Free reported the problems to his landlord, Kip Schoning, but no repairs were ever made.
That’s no surprise to Free. When he moved his family into the big old house six years ago, there were no lights or working electrical outlets in the back bathroom. There still aren’t.
“A guy came out and cut a hole in the wall and never came back to fix it,” Free says, pointing out a 12-inch-square opening in the bathroom wall. “That was the day we moved in.”
That was Free’s introduction to Schoning’s maintenance policy, and he said nothing’s changed since.
“It doesn’t do any good to ask him to fix anything,” Free said. “They come out and work on it, but they never come back. They never finish the job.”
At $850 a month, Free calculates he’s paid Schoning more than $60,000 in rent since he moved in, but very little of that money appears to have gone into maintaining the place.
Now it turns out that, since last December, none of Free’s rent payments made their way to the mortgage company, either.
According to foreclosure papers filed by Schoning’s lender, that’s when he stopped making mortgage payments. On Sept. 15, the property was sold at auction on the steps of the Benton County Courthouse.
On Oct. 1, Free came home from paying his rent to find a letter stuck in his door from the new owners, telling him he and his two teenage sons had to leave.
“I called my bank and put a stop on my check,” he said. “We had to go to court to keep from getting kicked out on our ass.”
Free’s court appearance didn’t buy him much time, however. He still has to vacate by this coming Friday.

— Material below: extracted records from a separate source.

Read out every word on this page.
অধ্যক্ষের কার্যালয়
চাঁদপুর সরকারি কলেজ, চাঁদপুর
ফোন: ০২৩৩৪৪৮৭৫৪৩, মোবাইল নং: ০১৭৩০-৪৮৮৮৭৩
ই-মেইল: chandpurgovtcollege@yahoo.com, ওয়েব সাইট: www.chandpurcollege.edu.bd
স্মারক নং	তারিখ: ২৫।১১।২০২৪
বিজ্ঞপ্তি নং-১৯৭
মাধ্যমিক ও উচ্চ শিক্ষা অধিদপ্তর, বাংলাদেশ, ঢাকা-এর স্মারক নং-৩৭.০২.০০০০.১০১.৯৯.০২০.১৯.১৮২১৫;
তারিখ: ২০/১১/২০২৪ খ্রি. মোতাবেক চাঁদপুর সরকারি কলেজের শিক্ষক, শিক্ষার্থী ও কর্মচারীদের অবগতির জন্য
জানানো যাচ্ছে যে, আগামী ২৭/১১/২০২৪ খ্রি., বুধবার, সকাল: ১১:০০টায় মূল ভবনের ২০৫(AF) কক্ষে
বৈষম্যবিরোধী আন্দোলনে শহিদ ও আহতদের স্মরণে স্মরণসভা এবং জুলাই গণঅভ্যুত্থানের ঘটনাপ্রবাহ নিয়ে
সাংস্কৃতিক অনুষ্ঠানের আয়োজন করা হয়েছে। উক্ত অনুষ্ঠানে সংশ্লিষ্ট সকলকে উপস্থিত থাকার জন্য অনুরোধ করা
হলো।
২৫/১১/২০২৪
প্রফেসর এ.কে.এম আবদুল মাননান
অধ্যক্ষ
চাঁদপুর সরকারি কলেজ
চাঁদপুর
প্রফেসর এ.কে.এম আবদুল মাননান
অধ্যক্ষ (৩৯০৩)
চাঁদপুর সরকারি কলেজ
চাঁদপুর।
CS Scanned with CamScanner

“I’m trying to buy a place here in town,” he said. “I hope the financing comes through. If it don’t, I’m out on the street.”
Darrell and Rachael Caldwell
171 N. Main St., Alsea
If he hadn’t been in such a hurry last August, Darrell Caldwell might never have rented the big, drafty converted church. But the unemployed electrical worker had just moved to Oregon from Alaska with his family and needed something right away.
“This place was atrocious when we moved in — piles of garbage all over the place, cigarette butts everywhere,” Caldwell said. “The refrigerator was full of meat and full of maggots.”
Caldwell and his wife, Rachael, cleaned the fridge several times, but could never entirely get rid of the stench — or the maggots, which kept wriggling out of hard-to-reach nooks and crannies.
Their landlord, Kip Schoning, got them a replacement refrigerator after a couple of weeks, but that’s pretty much all he’s done for them, the Caldwells say.
The carpets are an intricate mosaic of stains, paint is peeling off the walls, the plumbing in one bathroom is so clogged they can’t use it, and the yard is a mass of blackberry brambles. The washer and drier haven’t worked since they moved in, so they do their laundry by hand in the bathtub and hang it on a homemade line to dry.
“We can’t get him to fix anything,” Caldwell said.
But for all the problems they’ve had with their rental home, Caldwell and his wife say they love their new hometown. The townspeople have been welcoming, their teenage son and daughter are getting used to their new school, and their pastor and his wife live right next door.
Now, however, they may have to move again.
On Sept. 2, barely a month after they moved in, the Caldwells were hand-delivered a notice of default.
“I hate to tell you this,” the process server told them, “but it goes up for auction on December 31st.”
According to the legal papers, Schoning and his wife, Michelle, hadn’t made a mortgage payment on the old church since April. At the time of the notice, they were $5,269.90 in arrears on the property. If the Schonings don’t bring the account current by Dec. 26, the building will be sold on the courthouse steps five days later.
Caldwell thinks his landlords should have warned him about the possibility of foreclosure.
“They knew, when we moved in, this was happening,” he said. “That’s what pissed me off.”
His wife, Rachael, says the family’s not sure what to do now.
“We don’t want to tear our children out of school n they just got settled in,” she said.
“I never thought in a million years I’d move all the way from Alaska and get this.”